As enterprises move toward a Zero Trust framework, securing applications and APIs has become a top priority. How is F5 helping organisations implement Zero Trust effectively, and what are the key best practices for ensuring robust application security?

At F5, securing applications and APIs is a core part of our business. We not only help organisations develop and deploy their applications and APIs, but we also provide robust, simplified management solutions that allow for universal policy application, which has been highly beneficial for our customers.

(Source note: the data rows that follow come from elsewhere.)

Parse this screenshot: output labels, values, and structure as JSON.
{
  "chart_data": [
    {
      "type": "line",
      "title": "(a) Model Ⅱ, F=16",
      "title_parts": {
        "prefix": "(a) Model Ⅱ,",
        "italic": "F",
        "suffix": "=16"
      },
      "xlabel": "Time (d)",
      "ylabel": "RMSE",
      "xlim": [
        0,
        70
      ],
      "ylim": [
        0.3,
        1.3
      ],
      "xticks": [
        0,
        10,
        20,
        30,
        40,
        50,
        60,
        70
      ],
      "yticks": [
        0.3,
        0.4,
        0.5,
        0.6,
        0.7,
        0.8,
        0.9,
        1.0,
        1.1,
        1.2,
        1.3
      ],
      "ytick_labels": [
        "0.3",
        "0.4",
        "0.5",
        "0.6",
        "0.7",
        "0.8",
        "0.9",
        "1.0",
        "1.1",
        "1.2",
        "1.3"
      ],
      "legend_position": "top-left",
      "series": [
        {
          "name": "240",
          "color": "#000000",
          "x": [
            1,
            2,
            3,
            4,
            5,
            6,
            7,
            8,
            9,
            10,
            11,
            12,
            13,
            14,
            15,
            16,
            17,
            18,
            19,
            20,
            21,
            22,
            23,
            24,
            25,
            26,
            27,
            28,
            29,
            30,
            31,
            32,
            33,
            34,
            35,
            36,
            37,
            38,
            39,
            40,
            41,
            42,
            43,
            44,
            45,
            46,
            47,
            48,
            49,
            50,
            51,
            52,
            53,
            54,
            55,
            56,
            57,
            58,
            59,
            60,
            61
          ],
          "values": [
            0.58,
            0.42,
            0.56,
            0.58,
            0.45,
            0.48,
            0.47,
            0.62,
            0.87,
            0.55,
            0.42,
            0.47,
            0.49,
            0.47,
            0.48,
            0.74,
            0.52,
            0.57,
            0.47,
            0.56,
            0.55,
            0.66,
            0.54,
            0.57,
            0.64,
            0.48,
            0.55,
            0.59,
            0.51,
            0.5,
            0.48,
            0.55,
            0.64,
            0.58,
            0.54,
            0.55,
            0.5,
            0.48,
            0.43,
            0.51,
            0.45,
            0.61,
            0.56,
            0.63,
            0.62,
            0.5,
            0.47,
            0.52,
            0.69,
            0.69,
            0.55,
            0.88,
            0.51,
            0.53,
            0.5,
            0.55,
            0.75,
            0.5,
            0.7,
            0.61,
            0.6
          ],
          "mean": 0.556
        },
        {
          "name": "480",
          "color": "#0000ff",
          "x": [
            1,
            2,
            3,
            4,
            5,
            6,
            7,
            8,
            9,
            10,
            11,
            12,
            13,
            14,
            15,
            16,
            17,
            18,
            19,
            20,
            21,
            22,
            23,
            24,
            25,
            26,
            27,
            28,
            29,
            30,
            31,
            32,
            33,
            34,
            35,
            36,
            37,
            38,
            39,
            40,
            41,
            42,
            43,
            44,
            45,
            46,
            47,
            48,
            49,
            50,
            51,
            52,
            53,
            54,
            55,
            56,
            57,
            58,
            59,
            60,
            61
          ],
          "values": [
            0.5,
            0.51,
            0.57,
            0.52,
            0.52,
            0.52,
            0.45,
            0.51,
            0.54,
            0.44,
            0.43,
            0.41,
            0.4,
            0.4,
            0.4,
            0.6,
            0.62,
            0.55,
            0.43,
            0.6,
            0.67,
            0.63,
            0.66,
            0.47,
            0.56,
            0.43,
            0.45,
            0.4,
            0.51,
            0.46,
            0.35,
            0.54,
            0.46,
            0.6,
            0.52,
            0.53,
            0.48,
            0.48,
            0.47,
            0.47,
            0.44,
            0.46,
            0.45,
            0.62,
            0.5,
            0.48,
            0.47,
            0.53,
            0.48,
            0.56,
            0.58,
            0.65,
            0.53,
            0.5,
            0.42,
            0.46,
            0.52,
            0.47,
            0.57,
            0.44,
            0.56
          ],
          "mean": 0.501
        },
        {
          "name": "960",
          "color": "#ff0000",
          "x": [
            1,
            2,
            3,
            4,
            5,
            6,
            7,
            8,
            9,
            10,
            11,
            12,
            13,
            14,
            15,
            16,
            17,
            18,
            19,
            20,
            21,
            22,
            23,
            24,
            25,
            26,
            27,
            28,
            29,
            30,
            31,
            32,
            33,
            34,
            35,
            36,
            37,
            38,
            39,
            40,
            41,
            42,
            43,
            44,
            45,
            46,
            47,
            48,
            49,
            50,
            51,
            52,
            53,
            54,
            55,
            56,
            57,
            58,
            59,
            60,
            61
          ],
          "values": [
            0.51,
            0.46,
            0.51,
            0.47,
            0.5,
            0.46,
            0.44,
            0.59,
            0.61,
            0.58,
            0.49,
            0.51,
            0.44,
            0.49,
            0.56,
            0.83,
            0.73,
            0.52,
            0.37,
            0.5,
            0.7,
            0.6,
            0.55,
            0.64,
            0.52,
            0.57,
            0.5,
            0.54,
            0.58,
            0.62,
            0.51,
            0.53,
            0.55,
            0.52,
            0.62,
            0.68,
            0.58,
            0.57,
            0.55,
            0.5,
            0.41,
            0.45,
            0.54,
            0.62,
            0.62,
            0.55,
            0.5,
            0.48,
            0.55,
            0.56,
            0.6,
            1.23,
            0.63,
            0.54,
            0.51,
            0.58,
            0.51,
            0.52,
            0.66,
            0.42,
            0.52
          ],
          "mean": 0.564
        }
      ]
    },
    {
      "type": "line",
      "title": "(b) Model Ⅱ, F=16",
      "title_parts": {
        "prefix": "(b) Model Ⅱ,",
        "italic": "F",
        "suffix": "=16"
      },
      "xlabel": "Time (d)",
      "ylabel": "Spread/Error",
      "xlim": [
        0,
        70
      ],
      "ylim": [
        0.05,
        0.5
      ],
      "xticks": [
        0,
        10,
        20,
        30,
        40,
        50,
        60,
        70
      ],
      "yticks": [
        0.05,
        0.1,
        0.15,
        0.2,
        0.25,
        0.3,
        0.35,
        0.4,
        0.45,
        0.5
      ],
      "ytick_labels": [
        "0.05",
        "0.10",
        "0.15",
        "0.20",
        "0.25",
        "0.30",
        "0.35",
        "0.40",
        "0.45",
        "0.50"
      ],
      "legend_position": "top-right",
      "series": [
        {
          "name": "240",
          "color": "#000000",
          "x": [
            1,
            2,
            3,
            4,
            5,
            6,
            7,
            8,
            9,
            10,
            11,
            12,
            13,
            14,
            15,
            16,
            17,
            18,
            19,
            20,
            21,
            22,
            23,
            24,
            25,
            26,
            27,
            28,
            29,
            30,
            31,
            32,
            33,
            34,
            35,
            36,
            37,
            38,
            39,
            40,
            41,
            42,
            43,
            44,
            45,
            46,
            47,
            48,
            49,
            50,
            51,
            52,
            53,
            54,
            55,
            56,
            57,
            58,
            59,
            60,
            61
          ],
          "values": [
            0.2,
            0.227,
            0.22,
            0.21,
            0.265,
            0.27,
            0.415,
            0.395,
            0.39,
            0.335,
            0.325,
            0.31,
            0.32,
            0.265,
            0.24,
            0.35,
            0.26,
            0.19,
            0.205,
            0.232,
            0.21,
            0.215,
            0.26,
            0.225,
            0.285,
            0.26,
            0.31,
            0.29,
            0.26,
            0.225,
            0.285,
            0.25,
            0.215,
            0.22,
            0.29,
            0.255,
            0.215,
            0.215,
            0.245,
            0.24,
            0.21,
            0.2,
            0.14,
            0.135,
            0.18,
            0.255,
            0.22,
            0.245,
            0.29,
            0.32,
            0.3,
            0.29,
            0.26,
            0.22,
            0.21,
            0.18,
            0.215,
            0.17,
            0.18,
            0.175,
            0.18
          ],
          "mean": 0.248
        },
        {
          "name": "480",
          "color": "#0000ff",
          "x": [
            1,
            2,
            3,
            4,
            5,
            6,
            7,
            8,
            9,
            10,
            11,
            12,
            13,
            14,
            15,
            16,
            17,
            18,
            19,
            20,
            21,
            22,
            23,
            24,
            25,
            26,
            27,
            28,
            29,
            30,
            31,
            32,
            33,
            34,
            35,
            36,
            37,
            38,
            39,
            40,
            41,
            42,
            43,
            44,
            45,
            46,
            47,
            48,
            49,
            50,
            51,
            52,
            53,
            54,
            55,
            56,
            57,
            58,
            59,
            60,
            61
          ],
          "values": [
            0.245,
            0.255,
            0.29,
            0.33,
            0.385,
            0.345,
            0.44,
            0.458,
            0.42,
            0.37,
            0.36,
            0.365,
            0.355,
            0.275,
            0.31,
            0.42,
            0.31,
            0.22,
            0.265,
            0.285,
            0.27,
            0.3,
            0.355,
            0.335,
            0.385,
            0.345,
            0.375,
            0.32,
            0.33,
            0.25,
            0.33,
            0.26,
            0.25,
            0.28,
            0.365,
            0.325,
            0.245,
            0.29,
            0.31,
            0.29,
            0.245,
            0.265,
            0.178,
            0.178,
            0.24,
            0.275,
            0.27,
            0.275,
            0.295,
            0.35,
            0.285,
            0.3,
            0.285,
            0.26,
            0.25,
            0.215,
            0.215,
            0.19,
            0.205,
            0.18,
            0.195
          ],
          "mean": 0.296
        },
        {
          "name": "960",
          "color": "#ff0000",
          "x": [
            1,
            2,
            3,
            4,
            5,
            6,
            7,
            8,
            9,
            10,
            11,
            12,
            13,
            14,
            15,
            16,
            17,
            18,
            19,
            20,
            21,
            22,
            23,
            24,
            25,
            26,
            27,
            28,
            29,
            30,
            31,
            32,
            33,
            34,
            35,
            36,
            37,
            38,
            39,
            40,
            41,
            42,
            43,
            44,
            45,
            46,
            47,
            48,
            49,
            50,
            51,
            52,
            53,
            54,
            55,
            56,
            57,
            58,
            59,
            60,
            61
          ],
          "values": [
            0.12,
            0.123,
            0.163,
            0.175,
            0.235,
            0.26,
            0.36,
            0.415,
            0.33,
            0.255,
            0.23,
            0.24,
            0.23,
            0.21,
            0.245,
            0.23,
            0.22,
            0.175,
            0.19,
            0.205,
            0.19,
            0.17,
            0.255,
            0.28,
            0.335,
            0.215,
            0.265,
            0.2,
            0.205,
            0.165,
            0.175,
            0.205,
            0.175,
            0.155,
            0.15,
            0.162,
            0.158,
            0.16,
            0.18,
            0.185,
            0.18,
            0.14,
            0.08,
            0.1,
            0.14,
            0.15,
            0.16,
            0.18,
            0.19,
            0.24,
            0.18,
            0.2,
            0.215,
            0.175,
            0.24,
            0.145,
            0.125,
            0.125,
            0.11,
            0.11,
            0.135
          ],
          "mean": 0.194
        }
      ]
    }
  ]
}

When it comes to best practices for implementing Zero Trust, everything starts with a thorough risk assessment. Every application and API carries the potential to introduce risks, such as exposing sensitive data, providing unauthorised access to back-end systems, or allowing data corruption. It’s essential to identify and prioritise these risks based on the potential impact they could have on the business.

Additionally, many enterprises don’t have a complete understanding of their infrastructure and API landscape. Once there’s a clear mapping of this, risks can be aligned to the relevant areas, and security protections can be applied where needed. Continuous monitoring for breaches and privacy issues is also crucial to maintain ongoing security.

Given the rise in sophisticated DDoS and bot attacks, how is F5 enhancing its protection mechanisms? What trends are you seeing in automated threats, and how should enterprises adapt to mitigate these risks?

There are two main areas where we frequently see DDoS and bot attacks. Starting with bot attacks, one major motive is fraud. Attackers use bot networks to log into financial, reward, or loyalty accounts, like frequent traveller programs, to commit fraud and gain financially. This is particularly common in sectors like travel, hospitality, and finance.

Another type of bot attack involves inventory hoarding. Attackers use bots to deplete a retailer’s online stock of popular items, such as hats or sneakers, preventing real customers from purchasing them. This frustrates customers, who may go elsewhere, and it can result in fraudulent purchases made with stolen cards. Retailers suffer from chargebacks, losing both the inventory and revenue.

The third trend is the combination of bot and DDoS attacks, which degrade the performance of applications, making them less usable and driving customers away. Enterprises with a strong online presence must be prepared to defend themselves against these automated threats to protect their revenue and customer loyalty.

With stricter data privacy regulations such as GDPR, India’s DPDP Act, and sector-specific compliance mandates, how is F5 helping businesses navigate these regulatory complexities while maintaining strong security postures?

At F5, we first ensure that we are fully compliant with data privacy regulations like GDPR, India’s DPDP Act, and others globally. By doing so, we ease the compliance burden for our customers, as they don’t have to worry about our side of the data handling.

Beyond that, many regulations require clear visibility and telemetry into the data flowing through various environments, whether in the cloud, on-premises, or within applications and APIs. This visibility helps monitor for potential data breaches or privacy violations and enables timely responses. Additionally, if an auditor identifies an issue, customers need to provide fact-based evidence. With F5’s telemetry and data monitoring solutions, we help customers maintain compliance and address any findings with clear, factual data.